A former editor of Psychiatric Times, Ronald W. Pies, MD, who brought him aboard as a blogger even before he did the original eulogy, wrote:

“I think that in the process of contemplating our own eulogies, we are really engaging in such soul-searching, which is a good thing. And it provides a wonderful opportunity, as you have shown, to express gratitude . . . When you speak lovingly of your wife and children, Steve, you are clearly expressing gratitude, and that says a great deal about you.”

Given that such a public eulogy needs to omit some deeply personal information, it can be summarily said that, as Dr Pies wrote, that his greatest satisfaction has come from his marriage and the development of his children into the successful and good individuals that they are.

Certainly, there have been personal triumphs and tragedies among family and friends over this decade, a time when his 4 grandchildren—Noah, Mira, Hannah, and Allie—have been growing up. Moreover, they are discussing more about their impending deaths with their children and can sense a beginning shift toward the children providing more advice and care of them.

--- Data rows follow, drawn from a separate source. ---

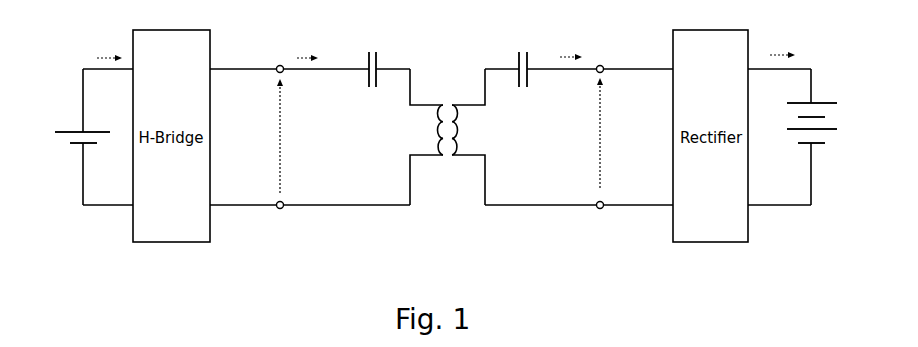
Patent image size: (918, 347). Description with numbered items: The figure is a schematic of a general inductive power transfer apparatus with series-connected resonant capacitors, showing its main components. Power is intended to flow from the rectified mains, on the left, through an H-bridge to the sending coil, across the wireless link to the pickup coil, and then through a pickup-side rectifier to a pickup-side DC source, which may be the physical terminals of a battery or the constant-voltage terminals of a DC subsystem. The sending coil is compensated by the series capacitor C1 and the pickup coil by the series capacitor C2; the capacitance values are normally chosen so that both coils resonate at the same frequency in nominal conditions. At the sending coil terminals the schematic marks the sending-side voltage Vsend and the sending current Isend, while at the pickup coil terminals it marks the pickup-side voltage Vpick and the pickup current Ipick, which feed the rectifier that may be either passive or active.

The series capacitor C1 is at (373, 57).
The series capacitor C2 is at (523, 57).
The sending coil voltage Vsend is at (298, 136).
The pickup coil voltage Vpick is at (615, 133).
The sending coil current Isend is at (309, 47).
The pickup coil current Ipick is at (569, 46).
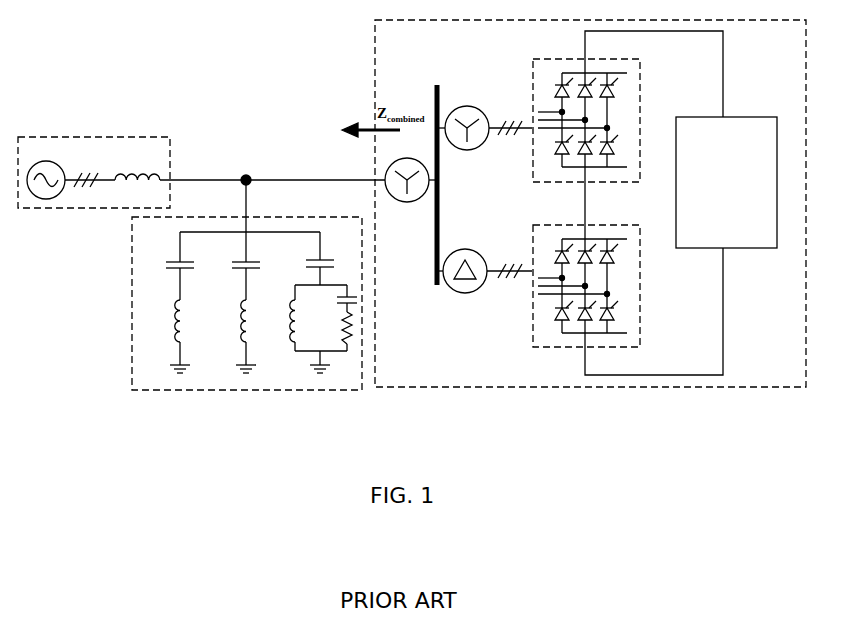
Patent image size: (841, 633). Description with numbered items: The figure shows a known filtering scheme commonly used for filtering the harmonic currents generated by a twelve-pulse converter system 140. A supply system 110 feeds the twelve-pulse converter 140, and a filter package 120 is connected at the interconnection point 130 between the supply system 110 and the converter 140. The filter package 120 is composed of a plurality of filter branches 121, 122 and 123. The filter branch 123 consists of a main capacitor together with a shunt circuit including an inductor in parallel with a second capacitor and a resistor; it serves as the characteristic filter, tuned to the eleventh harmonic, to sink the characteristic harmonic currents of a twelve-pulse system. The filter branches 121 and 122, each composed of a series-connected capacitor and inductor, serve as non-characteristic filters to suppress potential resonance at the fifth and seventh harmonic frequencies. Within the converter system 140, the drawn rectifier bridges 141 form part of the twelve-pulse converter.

The supply system 110 is at (135, 132).
The filter package 120 is at (235, 325).
The filter branch 121 is at (170, 347).
The filter branch 122 is at (235, 347).
The filter branch 123 is at (295, 347).
The interconnection point 130 is at (250, 172).
The 12-pulse converter system 140 is at (590, 223).
The thyristor rectifier bridge 141 is at (640, 68).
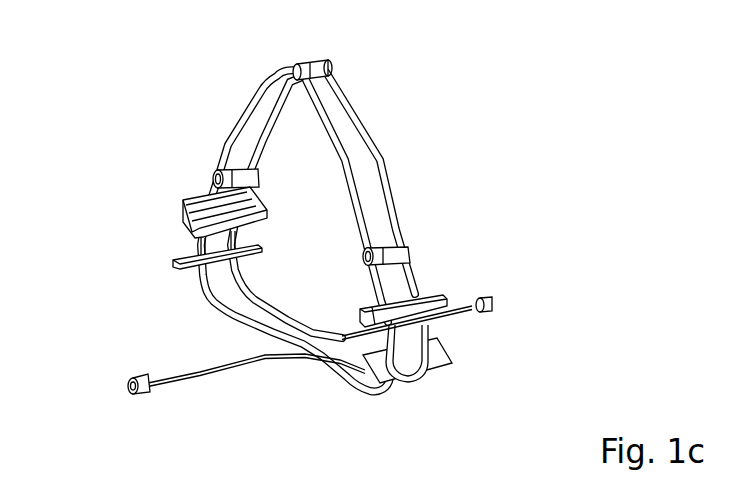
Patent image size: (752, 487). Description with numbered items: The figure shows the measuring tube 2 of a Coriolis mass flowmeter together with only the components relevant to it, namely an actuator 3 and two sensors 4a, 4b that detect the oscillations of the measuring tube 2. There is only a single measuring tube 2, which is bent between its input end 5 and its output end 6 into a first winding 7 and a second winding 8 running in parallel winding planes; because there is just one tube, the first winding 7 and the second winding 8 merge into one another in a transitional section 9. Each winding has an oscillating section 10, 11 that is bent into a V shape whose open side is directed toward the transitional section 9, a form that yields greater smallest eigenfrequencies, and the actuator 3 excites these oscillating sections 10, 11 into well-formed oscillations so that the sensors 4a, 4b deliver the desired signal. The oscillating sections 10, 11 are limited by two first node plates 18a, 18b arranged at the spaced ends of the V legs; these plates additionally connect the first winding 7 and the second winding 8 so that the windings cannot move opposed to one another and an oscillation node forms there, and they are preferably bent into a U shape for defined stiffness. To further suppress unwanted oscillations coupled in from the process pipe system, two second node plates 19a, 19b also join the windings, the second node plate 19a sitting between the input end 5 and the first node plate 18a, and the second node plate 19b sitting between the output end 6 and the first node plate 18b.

The measuring tube 2 is at (378, 140).
The actuator 3 is at (322, 66).
The sensor 4a is at (203, 168).
The sensor 4b is at (410, 248).
The input end 5 is at (128, 380).
The output end 6 is at (495, 300).
The first winding 7 is at (248, 107).
The second winding 8 is at (292, 72).
The transitional section 9 is at (247, 337).
The oscillating section 10 is at (507, 156).
The oscillating section 11 is at (417, 193).
The first node plate 18a is at (187, 200).
The first node plate 18b is at (437, 295).
The second node plate 19a is at (177, 261).
The second node plate 19b is at (460, 357).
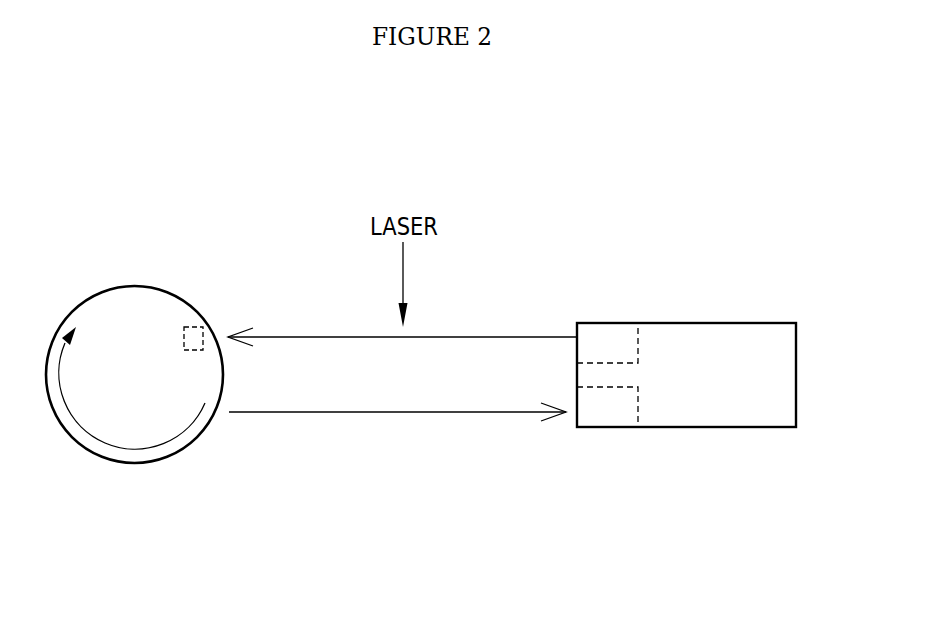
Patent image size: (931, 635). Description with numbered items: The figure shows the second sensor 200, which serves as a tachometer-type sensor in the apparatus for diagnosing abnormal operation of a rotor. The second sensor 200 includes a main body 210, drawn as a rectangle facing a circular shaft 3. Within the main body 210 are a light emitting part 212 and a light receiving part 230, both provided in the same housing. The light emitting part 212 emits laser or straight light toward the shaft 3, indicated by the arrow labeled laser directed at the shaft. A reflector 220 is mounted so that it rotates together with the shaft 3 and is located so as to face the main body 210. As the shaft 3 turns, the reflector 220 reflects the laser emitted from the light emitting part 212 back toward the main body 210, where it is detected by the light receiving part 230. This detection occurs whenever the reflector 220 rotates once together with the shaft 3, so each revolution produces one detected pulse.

Certainly, after the retirement from administrative and clinical work, the everyday social became even more important to him. That also connected with his career focus on the social aspects of psychiatry, including being President of the American Association for Social Psychiatry around the new millennium. He has come to think that social psychiatry is based in any basic social relationship, from parent and child to therapist and patient, but also writ large to bigger social systems. He was also gratified to find various roles for a psychiatrist in the everyday aspects of living in a community.

Getting ready for death and dying still calls for more preparation. Time and ability willing, Steve and Rusti, aka Rustevie, have accumulated much, most stored in their basement. Steve, who once reviewed jazz records as “Dr Jazz”, is looking for a loving home for his collection.

There is also one last name Dr Moffic has been given: the Hebrew name of Hillel. Some years back, during weekly Torah Study, he and his Rabbi could not think of his Hebrew name, maybe because of all the English name confusion. After a couple of tries, the Rabbi picked Hillel, which does sound a little like Dr Moffic’s real first English name, Hillard. Hillel was a renowned Jewish sage at the turn of the common era, famous for this saying, among others:

"If I am not for myself, who will be?

If I am only for myself, what am I?

If not now, when?"

Dr Moffic has been trying to live up to this ideal and now often signs his name: Steven (Hillel) Moffic.

Starting Your Own Eulogy

To close the eulogy—but not life—for now, I wonder how many of you readers have thought about what you would like said at your eulogy or written in your obituary. Whatever that might be, you can begin your own eulogy in any way you prefer. If you are young enough and healthy enough, such soul-searching can help guide you toward a more meaningful and aspirational future.

Although anybody of any age could write their own eulogy, I think it is especially connected to our work, not only from the example of Freud’s interpretation of his own dreams, but how often we try to understand what is important to our patients, as well as our sometimes problematic personal countertransference reactions to that out of our own lives. I would also wonder, then, whether writing a personal eulogy could also be valuable for patients to do for themselves as they have hopefully recovered well enough—or spectacularly—from their mental challenges. In some way, perhaps our evaluation of a given patient is a start of their eulogy as we try to put their life together.

I would recommend doing your own personal eulogy whenever and however you can, even more strongly now that I have lived with my original for about a decade, hoping that I will do a third version in another decade.

Dr Moffic is an award-winning psychiatrist who has specialized in the cultural and ethical aspects of psychiatry. A prolific writer and speaker, he received the one-time designation of Hero of Public Psychiatry from the Assembly of the American Psychiatric Association in 2002. He is an advocate for mental health issues related to climate instability, burnout, Islamophobia, and anti-Semitism for a better world. He serves on the Editorial Board of Psychiatric Times.